2024-2025 Global AI Trends Guide
The U.S. Food and Drug Administration (FDA) recently issued the draft guidance “Select Updates for the Breakthrough Devices Program Guidance: Reducing Disparities in Health and Health Care,” which proposes updates to the December 2018 Breakthrough Devices Program final guidance. Under the new draft guidance, when determining eligibility for the breakthrough program, FDA will consider how a device could help address health care disparities and promote health equity by providing more effective treatment or diagnosis in underserved populations. FDA is seeking comments on the draft guidance through December 20, 2022.
The Breakthrough Devices Program is a voluntary program for certain medical devices that provide for more effective treatment or diagnosis of life-threatening or irreversibly debilitating diseases or conditions. The program offers manufacturers special opportunities to interact with FDA experts during the premarket review phase, which can help manufacturers receive feedback from the FDA and identify areas of agreement in a timely way. Manufacturers of devices selected for the program can also expect prioritized review of their submission. As of September 30, 2022, FDA had granted 728 Breakthrough Device designations.
In October 2017, FDA published the draft guidance “Breakthrough Devices Program,” finalized in December 2018, which laid out the policies by which FDA intended to implement the program. On October 21, 2022, FDA proposed new draft guidance that would add clarification to the December 2018 final guidance on how the Breakthrough Devices Program may be applicable to certain medical devices that promote health equity and the standard of evidence that FDA will require to support designation.
When weighing eligibility for the Breakthrough Devices Program, FDA is proposing a clarification regarding how to support meeting the “more effective” element of the standard, noting that it will consider the totality of available information regarding the device, including its potential for a clinically meaningful impact and its potential benefits and risks (emphasis added). According to the new draft guidance, when determining which medical devices are eligible for the Breakthrough Devices Program, FDA intends to consider “technologies and device features that may help to address health and/or health care disparities and promote health equity by providing for more effective treatment or diagnosis in populations that exhibit health and health care disparities.” The agency acknowledges the “urgent public health need for innovative technologies that help to reduce barriers to achieving health equity and help to improve health outcomes across diverse populations.”

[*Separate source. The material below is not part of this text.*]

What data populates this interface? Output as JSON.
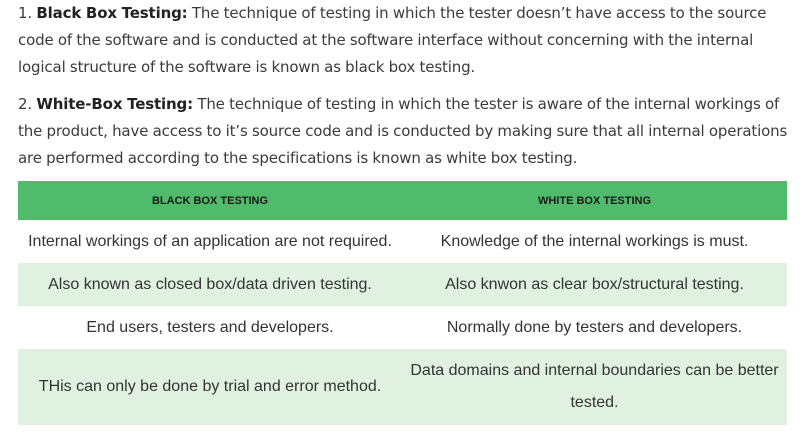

Thus, FDA will be more likely to grant breakthrough device designation to “device features tailored to address characteristic differences, such as those arising from social factors, phenotypic variations, pathophysiology, and/or response to treatment, when evaluating if there is a reasonable expectation that the device may provide for more effective treatment or diagnosis as compared to the current standard of care, including the device’s potential to be more effective in certain populations,” the draft guidance says. In addition, breakthrough device designation is more likely to be granted to new devices that have the potential to offer a clinically meaningful impact through improved accessibility; for example, FDA may favor program eligibility for a medical device that includes user features that are adaptable or more easily used by diverse populations or allow for use in more diverse settings.
The draft guidance also specifies that certain non-addictive medical products to treat pain or addiction may be eligible for the Breakthrough Devices Program. Last, the new guidance adds clarification on when FDA may disclose information regarding submitted breakthrough device designation , noting that the agency generally will not disclose the existence of requests for Breakthrough Device designation and the associated decisions on such requests until the device receives marketing authorization.